Recently, it has been reported that President Obama promised the 'Palestinians' that he endorses a 'Palestinian' state based on the borders between Jordan and Israel before the 1967 Six Day War. Clearly, that commitment is inconsistent with President Bush's 2004 commitment to Prime Minister Sharon. Can Israel sue Obama for violating Bush's commitment? Malvina Halberstam, formerly Counselor on International Law in the State Department's Office of the Legal Adviser, strongly implies that the answer is - theoretically - yes.
Although the US Constitution only provides for treaties ratified by the president with the advice and consent of two thirds of the Senate, executive agreements have been used since the beginning of the United States, and most agreements between the US and other countries today are by executive agreement rather than by treaty.I'm afraid that Obama has done the damage already. All we can do is hope and pray that the bumbling, incompetent chief executive doesn't make things worse.
In two cases decided over 70 years ago, the US Supreme Court held that executive agreements are constitutional, and that, like treaties, they supersede inconsistent state law. Those cases involved an exchange of letters between president Franklin Delano Roosevelt and Maxim Litvinov, the people’s commissar for foreign affairs of the Soviet Union, in which the US agreed to recognize the Soviet Union and the Soviet Union assigned its claims against US nationals to the US.
More recently, the Supreme Court held constitutional an executive agreement in which Iran agreed to free US embassy personnel it had taken hostage and the US agreed to dissolve a freeze on Iranian assets and nullify attachments against such assets, including those based on judgments by US courts. The Supreme Court has even ruled that the term treaty in a statute applied to executive agreements as well.

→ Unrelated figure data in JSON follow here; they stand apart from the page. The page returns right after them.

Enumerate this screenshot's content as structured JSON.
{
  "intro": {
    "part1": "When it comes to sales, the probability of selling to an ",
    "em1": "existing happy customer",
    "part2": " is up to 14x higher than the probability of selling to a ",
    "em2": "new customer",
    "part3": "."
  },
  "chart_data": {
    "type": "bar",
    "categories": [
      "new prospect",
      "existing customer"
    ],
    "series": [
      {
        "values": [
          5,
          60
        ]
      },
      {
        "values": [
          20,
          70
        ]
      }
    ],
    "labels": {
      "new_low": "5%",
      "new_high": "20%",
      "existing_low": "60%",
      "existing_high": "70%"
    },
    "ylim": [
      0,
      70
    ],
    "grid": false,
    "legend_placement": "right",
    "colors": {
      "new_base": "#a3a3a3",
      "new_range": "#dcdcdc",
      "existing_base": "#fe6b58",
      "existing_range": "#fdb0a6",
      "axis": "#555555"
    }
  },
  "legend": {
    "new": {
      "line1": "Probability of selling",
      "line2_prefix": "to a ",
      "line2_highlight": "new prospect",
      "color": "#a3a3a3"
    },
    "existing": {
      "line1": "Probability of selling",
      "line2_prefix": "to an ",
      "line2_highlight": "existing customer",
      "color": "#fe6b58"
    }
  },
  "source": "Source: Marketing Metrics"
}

While there is, of course, no way Israel, or any other country, can compel the US to honor its treaty commitments, the US has generally done so. If Obama fails to honor agreements made by his predecessor, it would not only tarnish the US reputation internationally, it would seriously impair America’s ability to negotiate future agreements, as other states would wonder whether any US commitments they received in return for concessions would be honored.